S’abstenir et douter : faire place à l’incertitude.
L’empathie ne garantit pas le caractère raisonnable du soin, remarque l’auteur, et la sollicitude peut conduire à prolonger de lourdes souffrances avec les meilleures intentions du monde. Savoir ne pas agir et se permettre de douter peut se révéler essentiel à une pratique soignante attentive. La délibération plutôt que la décision catégorique, la discussion au sein des équipes pour peser la forme préférable de l’action (ou de l’abstention) permettent d’écarter l’émotion vive comme l’expertise glaciale. Mais mettre en question l’infaillibilité des solutions techniques oblige, pour le spécialiste, à déchoir d’une compétence omnipotente dont il n’est pas simple de se départir. C’est pourtant le moyen d’ouvrir une place à la reconnaissance de la singularité de chaque cas.
La technique remodelée par la relation.
Contre l’opposition facile entre technique (inhumaine) et bienveillance (impuissante), l’auteur invite à considérer les conditions d’une technicité habitée par l’empathie et l’humanité que son objet propre, le personne soignée, appelle comme une condition d’efficacité.

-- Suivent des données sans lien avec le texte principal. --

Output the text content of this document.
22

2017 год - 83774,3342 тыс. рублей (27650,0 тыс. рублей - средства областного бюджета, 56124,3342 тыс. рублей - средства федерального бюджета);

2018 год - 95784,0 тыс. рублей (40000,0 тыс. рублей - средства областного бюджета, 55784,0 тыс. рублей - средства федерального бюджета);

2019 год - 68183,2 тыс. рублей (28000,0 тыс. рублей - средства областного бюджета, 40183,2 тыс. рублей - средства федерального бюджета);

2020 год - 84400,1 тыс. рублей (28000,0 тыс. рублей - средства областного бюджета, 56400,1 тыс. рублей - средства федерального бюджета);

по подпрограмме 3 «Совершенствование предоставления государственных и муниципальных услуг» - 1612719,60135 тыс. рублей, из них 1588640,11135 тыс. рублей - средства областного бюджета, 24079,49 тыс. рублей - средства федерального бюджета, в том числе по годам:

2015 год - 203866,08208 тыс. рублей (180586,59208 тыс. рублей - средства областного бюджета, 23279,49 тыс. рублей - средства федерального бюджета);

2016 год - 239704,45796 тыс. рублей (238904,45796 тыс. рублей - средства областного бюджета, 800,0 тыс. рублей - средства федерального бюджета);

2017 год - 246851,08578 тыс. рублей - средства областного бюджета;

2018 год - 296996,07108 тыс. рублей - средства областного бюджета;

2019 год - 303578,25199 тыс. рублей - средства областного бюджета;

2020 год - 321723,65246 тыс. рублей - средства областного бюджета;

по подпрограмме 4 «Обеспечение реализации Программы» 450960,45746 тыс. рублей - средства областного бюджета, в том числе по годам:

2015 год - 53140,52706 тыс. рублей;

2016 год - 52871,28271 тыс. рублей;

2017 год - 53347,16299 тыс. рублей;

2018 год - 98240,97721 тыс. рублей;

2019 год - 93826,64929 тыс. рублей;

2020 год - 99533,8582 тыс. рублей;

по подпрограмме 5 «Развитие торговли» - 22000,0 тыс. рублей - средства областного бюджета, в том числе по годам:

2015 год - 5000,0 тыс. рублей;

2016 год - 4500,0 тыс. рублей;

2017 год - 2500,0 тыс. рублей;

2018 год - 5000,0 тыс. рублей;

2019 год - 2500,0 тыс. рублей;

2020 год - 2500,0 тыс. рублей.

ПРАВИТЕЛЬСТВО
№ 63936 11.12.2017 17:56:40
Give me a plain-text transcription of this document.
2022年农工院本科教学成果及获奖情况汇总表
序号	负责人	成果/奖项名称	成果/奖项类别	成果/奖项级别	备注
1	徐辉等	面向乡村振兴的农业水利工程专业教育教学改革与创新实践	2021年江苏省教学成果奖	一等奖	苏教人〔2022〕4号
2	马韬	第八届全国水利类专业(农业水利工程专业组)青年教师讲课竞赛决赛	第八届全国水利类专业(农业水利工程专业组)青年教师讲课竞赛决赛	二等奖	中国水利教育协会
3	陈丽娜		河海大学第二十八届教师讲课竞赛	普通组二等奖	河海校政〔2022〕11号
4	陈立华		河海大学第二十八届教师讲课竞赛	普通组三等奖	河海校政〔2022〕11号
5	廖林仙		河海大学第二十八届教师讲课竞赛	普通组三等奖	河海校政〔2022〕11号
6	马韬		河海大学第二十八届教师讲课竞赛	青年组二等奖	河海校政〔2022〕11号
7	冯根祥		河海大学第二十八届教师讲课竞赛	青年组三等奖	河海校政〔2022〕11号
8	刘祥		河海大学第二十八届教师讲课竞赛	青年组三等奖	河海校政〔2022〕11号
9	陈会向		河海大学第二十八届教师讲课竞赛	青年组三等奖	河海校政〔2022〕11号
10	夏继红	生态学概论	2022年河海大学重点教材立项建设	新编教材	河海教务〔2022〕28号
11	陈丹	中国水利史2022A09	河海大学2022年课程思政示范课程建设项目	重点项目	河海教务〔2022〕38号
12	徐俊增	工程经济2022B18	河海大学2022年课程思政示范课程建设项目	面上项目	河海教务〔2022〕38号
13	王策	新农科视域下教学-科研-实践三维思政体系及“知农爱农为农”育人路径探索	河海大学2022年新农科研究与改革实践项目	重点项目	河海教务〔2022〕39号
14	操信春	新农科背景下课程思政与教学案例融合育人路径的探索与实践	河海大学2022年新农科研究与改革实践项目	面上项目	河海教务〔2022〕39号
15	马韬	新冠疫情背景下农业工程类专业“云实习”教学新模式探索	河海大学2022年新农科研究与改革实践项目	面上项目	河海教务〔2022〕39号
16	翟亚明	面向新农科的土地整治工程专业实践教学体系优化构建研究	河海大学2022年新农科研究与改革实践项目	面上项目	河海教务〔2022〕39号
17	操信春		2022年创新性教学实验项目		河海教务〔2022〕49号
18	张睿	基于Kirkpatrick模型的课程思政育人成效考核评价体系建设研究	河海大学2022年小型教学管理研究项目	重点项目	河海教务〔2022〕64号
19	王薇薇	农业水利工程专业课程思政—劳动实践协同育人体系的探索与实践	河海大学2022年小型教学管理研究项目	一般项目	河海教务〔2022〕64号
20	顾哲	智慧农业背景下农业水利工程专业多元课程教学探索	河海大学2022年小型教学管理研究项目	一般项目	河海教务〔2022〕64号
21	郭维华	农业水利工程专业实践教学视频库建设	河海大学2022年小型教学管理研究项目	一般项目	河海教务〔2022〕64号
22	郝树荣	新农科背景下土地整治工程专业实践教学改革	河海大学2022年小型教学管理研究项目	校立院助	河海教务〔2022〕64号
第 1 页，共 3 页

Ce modèle du soin passe très concrètement par la mise en place des conditions institutionnelles de la délibération partagée et de la réflexion conduite en équipe, mais aussi par une exemplarité constante des responsables des services de soins dans leurs actes, dont l’auteur a pu observer l’impact pédagogique implicite très fort sur les jeunes soignants et les membres des services hospitaliers.
En somme Jean-Christophe Mino plaide pour un art médical capable de réinterpréter la liaison entre valeur régulatrice du soin et puissance technique de production d’effets – c’est-à-dire de restaurer au cœur de l’action médicale la dimension d’humanité subjective qui en est la raison d’être, et non le maillon faible ou le supplément d’âme adventice.
Jean-Christophe Mino : Soins intensifs – La technique et l’humain, PUF sept. 2012. 64 p. 6€.